This past week I received a comment regarding last week’s blog post. It came from a 50 year Wyckoff student. While, in itself, that caused me to pay attention, his comments were right on the money.
He said; “How is it Jim, that mention is only made several times about maybe going short?
This during a huge 5,000 point rally–tons of money to be made going long?”
Sometimes, we have a tendency to pay much more attention to short-term moves, than studying the market from a longer-term perspective. As the trading range, which began in late August, progressed, I have paid more attention to short-term opportunities rather than a longer-term perspective.

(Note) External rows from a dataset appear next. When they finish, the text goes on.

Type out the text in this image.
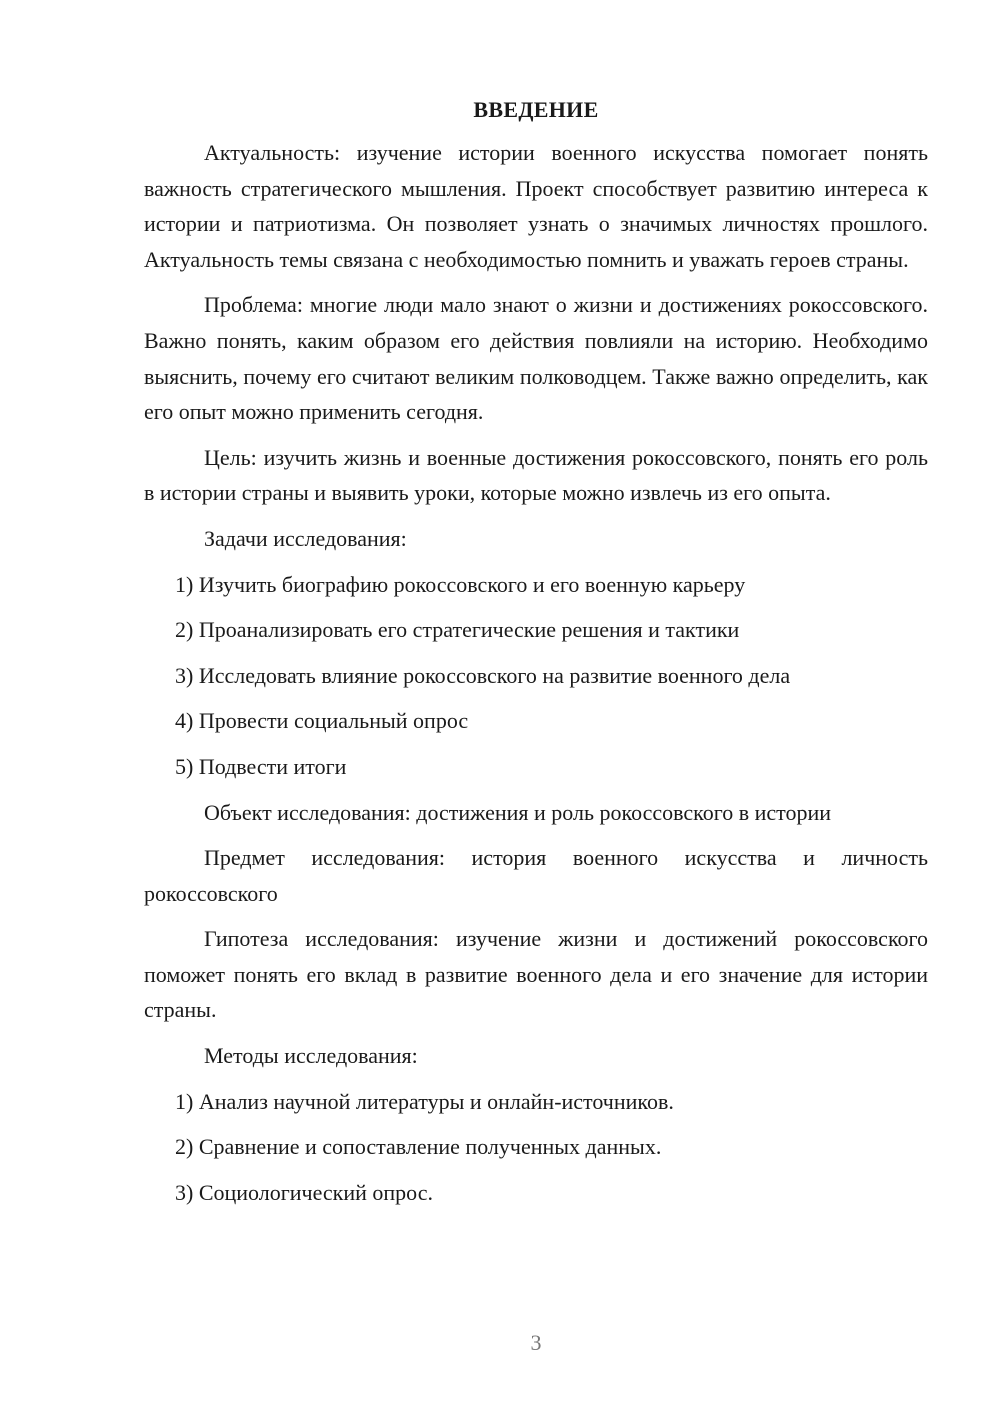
ВВЕДЕНИЕ

Актуальность: изучение истории военного искусства помогает понять важность стратегического мышления. Проект способствует развитию интереса к истории и патриотизма. Он позволяет узнать о значимых личностях прошлого. Актуальность темы связана с необходимостью помнить и уважать героев страны.

Проблема: многие люди мало знают о жизни и достижениях рокоссовского. Важно понять, каким образом его действия повлияли на историю. Необходимо выяснить, почему его считают великим полководцем. Также важно определить, как его опыт можно применить сегодня.

Цель: изучить жизнь и военные достижения рокоссовского, понять его роль в истории страны и выявить уроки, которые можно извлечь из его опыта.

Задачи исследования:

1) Изучить биографию рокоссовского и его военную карьеру
2) Проанализировать его стратегические решения и тактики
3) Исследовать влияние рокоссовского на развитие военного дела
4) Провести социальный опрос
5) Подвести итоги

Объект исследования: достижения и роль рокоссовского в истории

Предмет исследования: история военного искусства и личность рокоссовского

Гипотеза исследования: изучение жизни и достижений рокоссовского поможет понять его вклад в развитие военного дела и его значение для истории страны.

Методы исследования:

1) Анализ научной литературы и онлайн-источников.
2) Сравнение и сопоставление полученных данных.
3) Социологический опрос.
3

Trading ranges can get a bit boring. Stock market traders want action and waiting for a long trading range to develop and go through ending action, is not one of our top five favorites.
While we may not enjoy the waiting, that comment was right on the money. There are, most probably, excellent profits to be made to the upside, in the intermediate to long-term future.
Let’s go back and take a longer-term look of the stock market, as shown on the Wyckoff Wave’s weekly chart.
Since the end of the 2008 – 2009 bear market, the Wyckoff Wave has risen by 300%. It went through four periods of accumulation and re-accumulation before topping out last March at 44,396. This was one of the longest sustained rallies in market history.
This wonderful rally did not end with a Buying Climax. It would be difficult to call the market action to the right of point B distribution. It simply appeared that the Wyckoff Wave ran out of demand and began a normal corrective reaction.
This reaction broke the long-term uptrend channel (drawn in orange on the weekly chart) and the Wyckoff Wave reacted. The following refers to the weekly chart.
The reaction appears to have ended on August 24, 2015, with a Selling Climax at point L. This was confirmed as the Wyckoff Wave put in an automatic rally to point M and a successful Test of the Selling Climax at point N. Since then, the Wyckoff Wave has moved sideways. In doing so it established a resistance level at point O and support levels at points L and P. The Wyckoff Wave has rallied to the top of the trading range and is presently testing the high at point O.
So far, this trading range appears to be in the early stages of accumulation. The purpose of accumulation is to motivate “weaker hands” to sell stocks to the professionals “strong hands”. Early in accumulation, no one is particularly anxious to sell. This can be overcome by a dull market, where non-professionals become tired of watching iridescence move sideways and move on to other options.
Low interest rates make this more difficult as other options are few and far between.
Another way to turn holders into sellers is bad news. I read today that Donald Trump is forecasting a major recession. Presently the Wyckoff Wave is at the top of the trading range. Perhaps Trump’s bad news will stimulate some selling.
Regardless, the trading range will continue until there is ending action. If this sideways movement is accumulation, there should be a Spring, with it’s Secondary Tests. If successful, this will be followed by a Sign of Strength and a Last Point of Support. This will signal the beginning of the new bull market.
In my humble opinion, this scenario has an excellent probability of success and the Wyckoff Wave has a very good chance of increasing by over 200%. That forecast is taken from a very preliminary count on the 100 Point & Figure chart.
While the intermediate and long-term trader can simply hold their positions through this trading range, it also presents the opportunity for some portfolio adjustments.
Like now, when the Wyckoff Wave reaches the top of its trading range, stocks that have either met objectives, or under performed can be sold. The proceeds from the sales can be held in a cash account until the Wyckoff Wave reacts to test the bottom of the trading range. This gives the intermediate and long-term traders opportunities to take new positions at good prices.
This situation appears on the daily vertical line chart. The Wyckoff Wave has broken the short-term uptrend channel and appears ready to react back into the trading range. A strong reaction would open the door for long-term traders and investors to spend some of that cash.
The Wyckoff Wave ran out of demand at point R, on the daily chart, but has yet to put in a good reaction.
The brief reaction to point S was followed by a rally to point T, which is testing the top of the trading range. The Wyckoff Wave’s Technometer was oversold during most of this past week. There also are negative divergences with the Optimism – Pessimism Index. These all indicate a reaction and short-term opportunities to the downside.
Short-term opportunities aside, I agree with the 50 year Wyckoff veteran, who has seen more than his share of market rallies and reactions. The market has a tremendous opportunity to the upside. It will offer larger profits on an intermediate to long-term basis then what can be gained from short term or swing trades.